Hi Tyler,
I understand you're frustrated here. As Jon says: "communication in the wikiverse is hard". Also, running a top 10 website is also hard.
Others have covered many of the other points, but I wanted to make sure I addressed one of the points that hasn't been covered yet:
On Thu, Mar 6, 2014 at 2:08 PM, Tyler Romeo tylerromeo@gmail.com wrote:
Changes to MediaWiki core should not have to take into account extensions that incorrectly rely on its interface, and a breakage in a deployed extension should result in an undeployment and a fix to that extension, not a revert of the core patch.

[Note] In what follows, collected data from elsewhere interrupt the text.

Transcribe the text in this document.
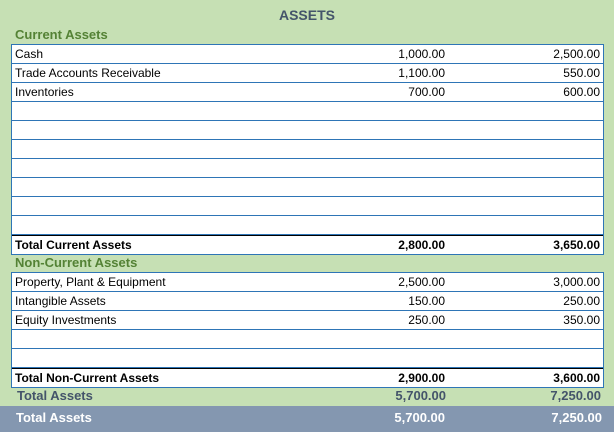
ASSETS
Current Assets
Cash	1,000.00	2,500.00
Trade Accounts Receivable	1,100.00	550.00
Inventories	700.00	600.00
Total Current Assets	2,800.00	3,650.00
Non-Current Assets
Property, Plant & Equipment	2,500.00	3,000.00
Intangible Assets	150.00	250.00
Equity Investments	250.00	350.00
Total Non-Current Assets	2,900.00	3,600.00
Total Assets	5,700.00	7,250.00
Total Assets	5,700.00	7,250.00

I wholeheartedly disagree with this. Changes to core should definitely take into account uses by widely-deployed extensions (where "widely-deployed" can either mean by installation count or by end-user count), even if the usage is "incorrect". We need to handle these things on a case by case basis, but in general, *all* of the following are options when a core change introduces an unintentional extension incompatibility: 1. Fix the extension quickly 2. Revert the change 3. Undeploy the extension until its fixed to be compatible with core
#3 is last and least. It should be exceedingly rare that we undeploy a long-running extension because of a newly-introduced core change.
It is often difficult to know exactly how core "should" be used, and sometimes, extension developers need to do things that seem hacky or wrong to achieve the desired result. It will often be the case that we'll need to continue to support misfeatures because breaking them would be too disruptive. Over time, if we improve our practices, this sort of tradeoff will need to happen less-and-less, but it does need to happen.
Drawing the analogy to wiki world, what has happened here is exactly this: https://en.wikipedia.org/wiki/Wikipedia:BOLD,_revert,_discuss_cycle
We're in the discuss part, which is actually where we should be.